La aldaba
Carlos Navarro Antolín
Las gildas conquistan Sevilla
Caminaban por las calles del centro ajenas a la lluvia que alborota el tráfico, a la invasión turística y a si habrá o no presupuesto en la ciudad el próximo año. Ellas son la imagen de la Sevilla más honorable, la prueba de que una ciudad más buena es posible, el aldabonazo de que se puede ser feliz haciendo el bien, con sencillez, discreción y sin un teléfono móvil. Son las lamparillas de guardia de una ciudad que soporta un ruido que nunca provoca el tembleque de sus mejores cimientos. Avanzaban decididas por la estrechez de una acera cuando los coches impedían cualquier alivio sobre la calzada. Unas señoras las pararon, les dieron parabienes, les entregaron alguna ayuda y ellas sonrieron. Tantas veces se pregunta uno la razón por la que hacen cola los turistas en bares de medio pelo, cuando la verdadera pregunta sería a las hermanas de la Cruz para cuestionarles por su labor: hacia dónde van, cuál es su cometido, quién recibirá su compañía, cómo se encuentran tras pasar la noche con los enfermos... Qué importa el algoritmo que dirige el turismo bobo, consumista y sin criterio de un sitio a otro. La ciudad real no está en los organigramas oficiales, ni en las estadísticas del aeropuerto, ni en el fotocol de las veladas benéficas. Está en la vida cotidiana que es el motor de las horas. En el atasco por la lluvia que retrasa los autobuses escolares, en la sala de espera de las Urgencias del Macarena, termómetro de la Sevilla en directo, lugar idóneo para que todo baranda no pierda el Norte.
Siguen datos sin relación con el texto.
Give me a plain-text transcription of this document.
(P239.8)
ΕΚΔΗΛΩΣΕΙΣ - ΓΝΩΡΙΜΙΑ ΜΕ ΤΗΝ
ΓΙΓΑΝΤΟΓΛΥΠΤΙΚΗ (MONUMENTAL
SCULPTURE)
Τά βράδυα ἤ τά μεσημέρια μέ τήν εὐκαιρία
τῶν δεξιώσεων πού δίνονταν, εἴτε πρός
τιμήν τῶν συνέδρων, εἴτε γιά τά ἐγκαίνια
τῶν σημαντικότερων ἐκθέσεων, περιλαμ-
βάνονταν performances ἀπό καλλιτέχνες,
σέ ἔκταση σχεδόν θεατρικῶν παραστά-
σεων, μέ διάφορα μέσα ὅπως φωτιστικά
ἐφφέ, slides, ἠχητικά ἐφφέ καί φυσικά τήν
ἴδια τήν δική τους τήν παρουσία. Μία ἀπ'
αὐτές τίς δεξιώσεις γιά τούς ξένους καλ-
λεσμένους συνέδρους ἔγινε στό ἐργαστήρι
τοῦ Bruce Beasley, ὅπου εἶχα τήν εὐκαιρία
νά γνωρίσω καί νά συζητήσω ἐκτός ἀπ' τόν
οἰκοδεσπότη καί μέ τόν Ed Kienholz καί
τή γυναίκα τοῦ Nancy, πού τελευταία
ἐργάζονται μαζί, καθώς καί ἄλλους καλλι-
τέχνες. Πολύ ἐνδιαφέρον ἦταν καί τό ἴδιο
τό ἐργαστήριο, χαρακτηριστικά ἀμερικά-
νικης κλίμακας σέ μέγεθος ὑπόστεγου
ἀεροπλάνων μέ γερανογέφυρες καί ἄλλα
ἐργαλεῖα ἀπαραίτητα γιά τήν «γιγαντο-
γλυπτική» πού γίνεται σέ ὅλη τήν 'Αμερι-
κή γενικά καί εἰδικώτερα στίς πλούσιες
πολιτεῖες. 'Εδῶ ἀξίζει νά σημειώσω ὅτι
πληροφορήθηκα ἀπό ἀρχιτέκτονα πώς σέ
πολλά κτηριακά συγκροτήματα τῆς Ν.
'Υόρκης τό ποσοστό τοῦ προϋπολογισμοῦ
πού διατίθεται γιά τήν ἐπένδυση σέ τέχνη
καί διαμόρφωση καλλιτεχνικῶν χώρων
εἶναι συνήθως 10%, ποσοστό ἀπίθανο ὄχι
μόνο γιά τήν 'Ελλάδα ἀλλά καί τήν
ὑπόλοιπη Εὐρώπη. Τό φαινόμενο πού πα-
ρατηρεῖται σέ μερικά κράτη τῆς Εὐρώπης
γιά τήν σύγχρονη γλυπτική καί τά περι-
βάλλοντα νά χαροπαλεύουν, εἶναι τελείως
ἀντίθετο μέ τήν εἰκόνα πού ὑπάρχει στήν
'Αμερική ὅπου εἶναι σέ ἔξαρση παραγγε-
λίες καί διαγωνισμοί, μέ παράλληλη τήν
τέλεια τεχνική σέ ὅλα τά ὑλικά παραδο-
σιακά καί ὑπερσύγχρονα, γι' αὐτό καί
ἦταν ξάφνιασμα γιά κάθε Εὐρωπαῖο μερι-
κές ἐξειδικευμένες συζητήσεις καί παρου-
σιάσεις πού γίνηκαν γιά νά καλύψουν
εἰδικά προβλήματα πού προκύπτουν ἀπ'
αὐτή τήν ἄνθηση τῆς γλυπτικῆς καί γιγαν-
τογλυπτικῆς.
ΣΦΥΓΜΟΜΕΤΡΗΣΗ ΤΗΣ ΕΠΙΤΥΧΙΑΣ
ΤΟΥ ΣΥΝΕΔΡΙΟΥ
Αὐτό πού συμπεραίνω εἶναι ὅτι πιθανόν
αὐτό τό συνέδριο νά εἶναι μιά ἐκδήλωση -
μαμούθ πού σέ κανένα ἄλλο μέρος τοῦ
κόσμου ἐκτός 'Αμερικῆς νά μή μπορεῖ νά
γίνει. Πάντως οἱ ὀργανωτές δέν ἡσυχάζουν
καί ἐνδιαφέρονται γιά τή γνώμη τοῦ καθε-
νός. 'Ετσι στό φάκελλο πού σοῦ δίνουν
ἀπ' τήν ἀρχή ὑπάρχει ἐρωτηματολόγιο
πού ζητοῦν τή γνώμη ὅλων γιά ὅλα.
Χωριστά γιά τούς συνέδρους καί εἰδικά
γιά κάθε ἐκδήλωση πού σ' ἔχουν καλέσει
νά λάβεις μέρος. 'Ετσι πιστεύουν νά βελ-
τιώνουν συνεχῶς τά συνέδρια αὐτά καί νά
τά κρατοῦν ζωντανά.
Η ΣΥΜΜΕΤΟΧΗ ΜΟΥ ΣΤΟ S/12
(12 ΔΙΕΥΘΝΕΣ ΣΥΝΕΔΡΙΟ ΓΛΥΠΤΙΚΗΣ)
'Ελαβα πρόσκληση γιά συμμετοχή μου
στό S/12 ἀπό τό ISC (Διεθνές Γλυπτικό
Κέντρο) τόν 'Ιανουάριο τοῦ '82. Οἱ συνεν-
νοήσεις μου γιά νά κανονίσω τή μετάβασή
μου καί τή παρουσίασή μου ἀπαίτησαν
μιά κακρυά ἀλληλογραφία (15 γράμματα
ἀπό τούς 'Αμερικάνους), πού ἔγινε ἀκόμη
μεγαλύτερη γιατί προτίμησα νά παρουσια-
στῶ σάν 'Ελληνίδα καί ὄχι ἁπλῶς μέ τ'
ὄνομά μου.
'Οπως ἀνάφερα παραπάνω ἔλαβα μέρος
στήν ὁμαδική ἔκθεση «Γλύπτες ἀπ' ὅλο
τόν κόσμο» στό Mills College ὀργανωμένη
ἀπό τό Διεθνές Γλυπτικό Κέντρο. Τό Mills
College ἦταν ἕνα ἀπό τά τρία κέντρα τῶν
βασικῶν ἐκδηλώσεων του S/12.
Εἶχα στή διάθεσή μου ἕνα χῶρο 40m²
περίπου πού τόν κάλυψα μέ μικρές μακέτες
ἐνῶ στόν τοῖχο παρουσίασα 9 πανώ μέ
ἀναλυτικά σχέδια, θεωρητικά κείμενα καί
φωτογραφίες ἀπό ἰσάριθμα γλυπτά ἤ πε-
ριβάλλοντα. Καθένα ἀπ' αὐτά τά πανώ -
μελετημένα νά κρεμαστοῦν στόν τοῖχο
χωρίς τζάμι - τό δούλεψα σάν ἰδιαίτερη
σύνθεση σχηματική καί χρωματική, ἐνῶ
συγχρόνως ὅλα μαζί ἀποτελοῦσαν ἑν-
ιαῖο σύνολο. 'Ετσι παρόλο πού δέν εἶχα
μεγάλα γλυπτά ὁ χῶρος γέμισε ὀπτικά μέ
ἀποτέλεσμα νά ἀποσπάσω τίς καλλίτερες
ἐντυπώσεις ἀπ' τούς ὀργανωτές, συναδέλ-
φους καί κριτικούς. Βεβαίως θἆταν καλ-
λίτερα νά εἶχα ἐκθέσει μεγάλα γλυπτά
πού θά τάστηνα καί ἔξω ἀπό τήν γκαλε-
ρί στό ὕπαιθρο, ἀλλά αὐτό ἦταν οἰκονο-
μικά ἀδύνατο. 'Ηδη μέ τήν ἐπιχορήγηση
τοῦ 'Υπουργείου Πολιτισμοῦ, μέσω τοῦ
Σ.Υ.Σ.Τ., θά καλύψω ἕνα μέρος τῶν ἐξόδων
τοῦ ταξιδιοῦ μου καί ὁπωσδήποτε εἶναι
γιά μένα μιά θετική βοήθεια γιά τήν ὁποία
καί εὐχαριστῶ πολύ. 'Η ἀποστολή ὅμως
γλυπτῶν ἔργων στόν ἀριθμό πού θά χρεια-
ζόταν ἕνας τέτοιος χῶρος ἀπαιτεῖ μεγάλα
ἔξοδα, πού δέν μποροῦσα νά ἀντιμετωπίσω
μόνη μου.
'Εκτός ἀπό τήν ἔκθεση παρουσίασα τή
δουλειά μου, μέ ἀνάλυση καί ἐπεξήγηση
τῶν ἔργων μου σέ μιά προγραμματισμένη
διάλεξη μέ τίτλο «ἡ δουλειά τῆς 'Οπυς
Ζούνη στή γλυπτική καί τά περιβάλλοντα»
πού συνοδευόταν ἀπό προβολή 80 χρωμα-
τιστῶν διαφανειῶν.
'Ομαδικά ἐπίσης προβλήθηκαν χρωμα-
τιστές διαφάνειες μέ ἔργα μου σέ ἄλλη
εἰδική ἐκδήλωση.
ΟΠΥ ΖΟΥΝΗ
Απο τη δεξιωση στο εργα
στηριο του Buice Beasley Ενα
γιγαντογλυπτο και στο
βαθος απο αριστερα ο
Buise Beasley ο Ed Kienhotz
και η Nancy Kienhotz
Ellas caminaban por el adoquinado humedecido de la calle Vírgenes con la sonrisa esculpida en el rostro. Atrás dejamos al farmacéutico Álvaro Román Molina en tareas de achique de agua en la Puerta de Carmona, después despedimos al Jesús sentado que llora en la ventana de San Esteban, que no cabe expresión más humana en un rostro tan divino, y para rematar esa Sevilla mejor nos encontramos con las dos hermanas de la Cruz que andaban veloces como madres al quite de un bebé en peligro, como nazarenos de ruan temerosos de llegar tarde al templo. Que el ruido no nos deje saborear los tornos (“Ave María Purísma”), la tranquilidad de las glorietas del Parque, la serenidad de una sala del Museo, el frescor de la orilla del río, la soledad de una barra de taberna a primera hora, la sombra de la arboleda de la Magdalena que ahuyenta el relente, el júbilo de los bares de barrio en el encanto de las jornadas laborables, la algarabía de la tarde infantil de la Alfalfa con el aderezo de la alegría de Manolito el de la Trastienda y, cómo no, el caminar de dos hijas de Sor Ángela, brújulas exactas de la esperanza cierta en una sociedad mejor.